Need for “public” private equity
With such volatility in the public market I wonder why there isn’t better access for the general public to invest in private companies via some online app/network ie. Yieldstreet etc. Why isn’t this more of a thing? Someone educate me.
Becasue the general public is stupid.
Because generally you need to be an accredited investor to invest privately. Private cap tables and share structures aren't the same as they are in the public markets, and private companies don't have the same governance requirements, like having to be audited. I wouldn't advise anyone to make an equity investment in a private company without engaging their own lawyer and accountant to perform diligence first. That makes your proposal not feasible for the majority of the public.

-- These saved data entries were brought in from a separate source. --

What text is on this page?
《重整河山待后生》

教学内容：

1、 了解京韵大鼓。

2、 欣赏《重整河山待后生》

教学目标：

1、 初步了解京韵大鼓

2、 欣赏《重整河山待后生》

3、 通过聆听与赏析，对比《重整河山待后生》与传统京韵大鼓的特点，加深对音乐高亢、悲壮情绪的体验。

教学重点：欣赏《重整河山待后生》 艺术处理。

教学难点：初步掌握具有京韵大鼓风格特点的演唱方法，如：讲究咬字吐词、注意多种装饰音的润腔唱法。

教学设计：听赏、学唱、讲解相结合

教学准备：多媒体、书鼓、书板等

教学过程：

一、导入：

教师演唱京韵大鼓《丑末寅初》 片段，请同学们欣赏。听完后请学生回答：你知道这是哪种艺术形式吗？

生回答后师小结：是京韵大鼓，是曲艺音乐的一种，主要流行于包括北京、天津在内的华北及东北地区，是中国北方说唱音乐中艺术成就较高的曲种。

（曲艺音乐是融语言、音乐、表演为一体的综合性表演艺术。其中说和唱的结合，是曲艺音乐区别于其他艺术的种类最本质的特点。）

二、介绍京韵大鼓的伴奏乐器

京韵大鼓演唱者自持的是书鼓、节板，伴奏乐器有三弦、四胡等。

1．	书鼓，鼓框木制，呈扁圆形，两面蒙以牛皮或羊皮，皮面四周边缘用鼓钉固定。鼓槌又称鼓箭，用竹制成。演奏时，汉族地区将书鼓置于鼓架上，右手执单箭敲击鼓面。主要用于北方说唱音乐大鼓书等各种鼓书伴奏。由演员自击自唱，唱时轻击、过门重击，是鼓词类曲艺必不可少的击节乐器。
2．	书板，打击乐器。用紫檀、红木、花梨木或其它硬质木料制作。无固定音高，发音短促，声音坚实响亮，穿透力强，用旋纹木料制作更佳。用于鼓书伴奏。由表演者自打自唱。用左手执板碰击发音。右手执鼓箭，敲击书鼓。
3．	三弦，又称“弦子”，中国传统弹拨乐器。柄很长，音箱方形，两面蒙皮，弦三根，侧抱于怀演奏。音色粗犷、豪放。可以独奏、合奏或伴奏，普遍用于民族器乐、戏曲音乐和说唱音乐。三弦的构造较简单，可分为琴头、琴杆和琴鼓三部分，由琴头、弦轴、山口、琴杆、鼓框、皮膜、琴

I don't know anything about yieldstreet but I'm guessing it functions more like a debt product so theres a more predictable cash yield backed by real assets. A startup or a small business equity investment is just fundamentally different.
Completely agree, one of the key difference is access to information and/of information quality.
The fact that public companies (and companies with bonds outstanding) need audited financials is mainly to avoid potentially misleading investors and that’s why it would be tricky to democratise investing in private companies
yeah anything really feasible is investing in PE firms that are public eg KKR, essentially trusting that they will do all the work vs. individual investors doing the work like that.
Maybe it should look more like an online community where you can form investment committees with other people that can pool capital and maybe folks can offer FDD and legal services within the community.
Cmon Patrick at WSO - figure this out! You already connected likely the largest online community of investors and finance professionals already, let’s put it to use.
It's really stupid accredited investor requirements are a thing when idiots are allowed to buy craptocurrency.
Key difference though is cryptos are still very liquid.
Shitcoins are often so thinly traded that they aren't liquid at all, or if you do manage to sell any amount of shares, it's at a much much much lower valuation than you paid when the stock promoters are done.
You do see my point though right? Why can someone legally invest in shitcoin but not shit-startup? An arbitrary amount of assets is a really dumb way of looking at it.